Même lorsque les structures de gouvernance sont solides, la prise de décisions efficaces en matière de risques climatiques est entravée par d’importants déficits de compétences, de main-d’œuvre et de connaissances, tant dans le secteur privé que dans le secteur public, aggravés par la désinformation au sujet du changement climatique. Pour parvenir à gérer efficacement les risques climatiques et à faire un meilleur usage des informations et des systèmes d’alerte précoce déjà disponibles, il convient d’améliorer l’accès à ces deniers et aux outils de connaissances connexes et de renforcer les capacités.

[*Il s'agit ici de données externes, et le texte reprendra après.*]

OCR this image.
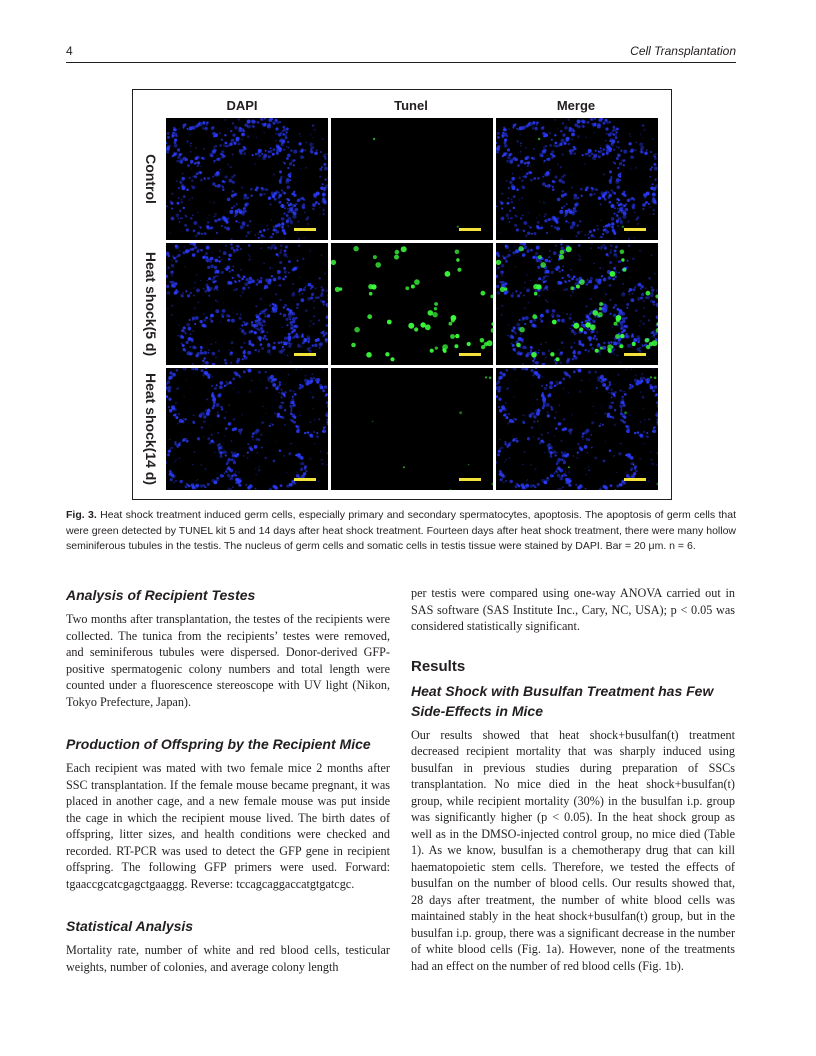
4	Cell Transplantation
DAPI	Tunel	Merge
Control
Heat shock(5 d)
Heat shock(14 d)
Fig. 3. Heat shock treatment induced germ cells, especially primary and secondary spermatocytes, apoptosis. The apoptosis of germ cells that were green detected by TUNEL kit 5 and 14 days after heat shock treatment. Fourteen days after heat shock treatment, there were many hollow seminiferous tubules in the testis. The nucleus of germ cells and somatic cells in testis tissue were stained by DAPI. Bar = 20 μm. n = 6.
Analysis of Recipient Testes

Two months after transplantation, the testes of the recipients were collected. The tunica from the recipients’ testes were removed, and seminiferous tubules were dispersed. Donor-derived GFP-positive spermatogenic colony numbers and total length were counted under a fluorescence stereoscope with UV light (Nikon, Tokyo Prefecture, Japan).

Production of Offspring by the Recipient Mice

Each recipient was mated with two female mice 2 months after SSC transplantation. If the female mouse became pregnant, it was placed in another cage, and a new female mouse was put inside the cage in which the recipient mouse lived. The birth dates of offspring, litter sizes, and health conditions were checked and recorded. RT-PCR was used to detect the GFP gene in recipient offspring. The following GFP primers were used. Forward: tgaaccgcatcgagctgaaggg. Reverse: tccagcaggaccatgtgatcgc.

Statistical Analysis

Mortality rate, number of white and red blood cells, testicular weights, number of colonies, and average colony length

per testis were compared using one-way ANOVA carried out in SAS software (SAS Institute Inc., Cary, NC, USA); p < 0.05 was considered statistically significant.

Results
Heat Shock with Busulfan Treatment has Few Side-Effects in Mice

Our results showed that heat shock+busulfan(t) treatment decreased recipient mortality that was sharply induced using busulfan in previous studies during preparation of SSCs transplantation. No mice died in the heat shock+busulfan(t) group, while recipient mortality (30%) in the busulfan i.p. group was significantly higher (p < 0.05). In the heat shock group as well as in the DMSO-injected control group, no mice died (Table 1). As we know, busulfan is a chemotherapy drug that can kill haematopoietic stem cells. Therefore, we tested the effects of busulfan on the number of blood cells. Our results showed that, 28 days after treatment, the number of white blood cells was maintained stably in the heat shock+busulfan(t) group, but in the busulfan i.p. group, there was a significant decrease in the number of white blood cells (Fig. 1a). However, none of the treatments had an effect on the number of red blood cells (Fig. 1b).
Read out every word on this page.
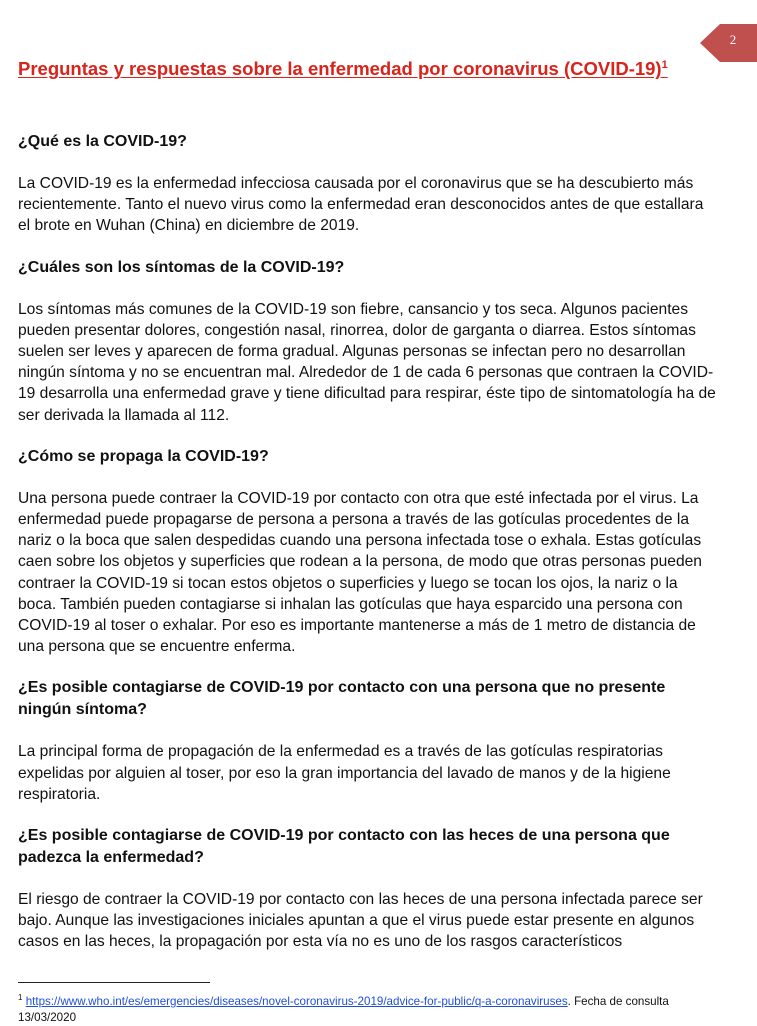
2
Preguntas y respuestas sobre la enfermedad por coronavirus (COVID-19)$^1$

¿Qué es la COVID-19?

La COVID-19 es la enfermedad infecciosa causada por el coronavirus que se ha descubierto más recientemente. Tanto el nuevo virus como la enfermedad eran desconocidos antes de que estallara el brote en Wuhan (China) en diciembre de 2019.

¿Cuáles son los síntomas de la COVID-19?

Los síntomas más comunes de la COVID-19 son fiebre, cansancio y tos seca. Algunos pacientes pueden presentar dolores, congestión nasal, rinorrea, dolor de garganta o diarrea. Estos síntomas suelen ser leves y aparecen de forma gradual. Algunas personas se infectan pero no desarrollan ningún síntoma y no se encuentran mal. Alrededor de 1 de cada 6 personas que contraen la COVID-19 desarrolla una enfermedad grave y tiene dificultad para respirar, éste tipo de sintomatología ha de ser derivada la llamada al 112.

¿Cómo se propaga la COVID-19?

Una persona puede contraer la COVID-19 por contacto con otra que esté infectada por el virus. La enfermedad puede propagarse de persona a persona a través de las gotículas procedentes de la nariz o la boca que salen despedidas cuando una persona infectada tose o exhala. Estas gotículas caen sobre los objetos y superficies que rodean a la persona, de modo que otras personas pueden contraer la COVID-19 si tocan estos objetos o superficies y luego se tocan los ojos, la nariz o la boca. También pueden contagiarse si inhalan las gotículas que haya esparcido una persona con COVID-19 al toser o exhalar. Por eso es importante mantenerse a más de 1 metro de distancia de una persona que se encuentre enferma.

¿Es posible contagiarse de COVID-19 por contacto con una persona que no presente ningún síntoma?

La principal forma de propagación de la enfermedad es a través de las gotículas respiratorias expelidas por alguien al toser, por eso la gran importancia del lavado de manos y de la higiene respiratoria.

¿Es posible contagiarse de COVID-19 por contacto con las heces de una persona que padezca la enfermedad?

El riesgo de contraer la COVID-19 por contacto con las heces de una persona infectada parece ser bajo. Aunque las investigaciones iniciales apuntan a que el virus puede estar presente en algunos casos en las heces, la propagación por esta vía no es uno de los rasgos característicos

$^1$ https://www.who.int/es/emergencies/diseases/novel-coronavirus-2019/advice-for-public/q-a-coronaviruses. Fecha de consulta 13/03/2020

Le renforcement de la capacité des propriétaires de risques de s’acquitter de leurs tâches nécessite :
Des données, outils de modélisation et indicateurs relatifs au changement climatique. Il est essentiel de disposer de données et modèles climatiques de grande qualité et facilement compréhensibles pour permettre la prise de décisions éclairées sur des questions allant de la planification à long terme aux systèmes d’alerte précoce.
-La Commission et l’Agence européenne pour l’environnement (AEE) donneront accès aux données, produits, applications, indicateurs et services détaillés et localisés essentiels, notamment par l’intermédiaire de la plateforme Climate-ADAPT et des plateformes de données du service Copernicus concernant le changement climatique, à savoir l’écosystème d’espaces de données Copernicus et WEkEO.
-Les deux premiers jumeaux numériques conçus dans le cadre de l’initiative «Destination Terre» (DestinE) et qui concernent l’adaptation au changement climatique et les phénomènes météorologiques extrêmes permettront de produire, à partir de la mi-2024, des simulations détaillées des scénarios climatiques aux niveaux mondial, national et infranational à l'échelle de plusieurs décennies, avec quantification de l’incertitude. Le jumeau numérique de l’océan sera aussi utilisé pour fournir des simulations et des scénarios détaillés et, partant, faciliter la compréhension de phénomènes comme l’élévation du niveau de la mer, la fonte des glaces, l’érosion côtière, le cycle du carbone et l’évolution de la biodiversité. Horizon Europe continuera de soutenir les activités de recherche destinées à produire de grandes séries de simulations climatiques continues de haute résolution sur plusieurs décennies afin de mieux caractériser les risques et incertitudes au niveau local.
-Pour répondre aux situations d’urgence, le service d’alerte d’urgence par satellite de Galileo (EWSS), qui sera disponible en 2025, permettra de transmettre des informations d’alerte aux personnes, aux entreprises et aux pouvoirs publics, même en cas de défaillance des systèmes d’alerte terrestres.
-Les principales lacunes en matière de données seront réduites grâce aux propositions législatives relatives à la surveillance des forêts et à la surveillance des sols, qui amélioreront les outils d’alerte précoce pour les incendies de forêt et autres catastrophes et contribueront à l’obtention d’évaluations plus précises des risques. Plus généralement, la Commission encouragera l’utilisation des systèmes de suivi, de prévision et d’alerte disponibles.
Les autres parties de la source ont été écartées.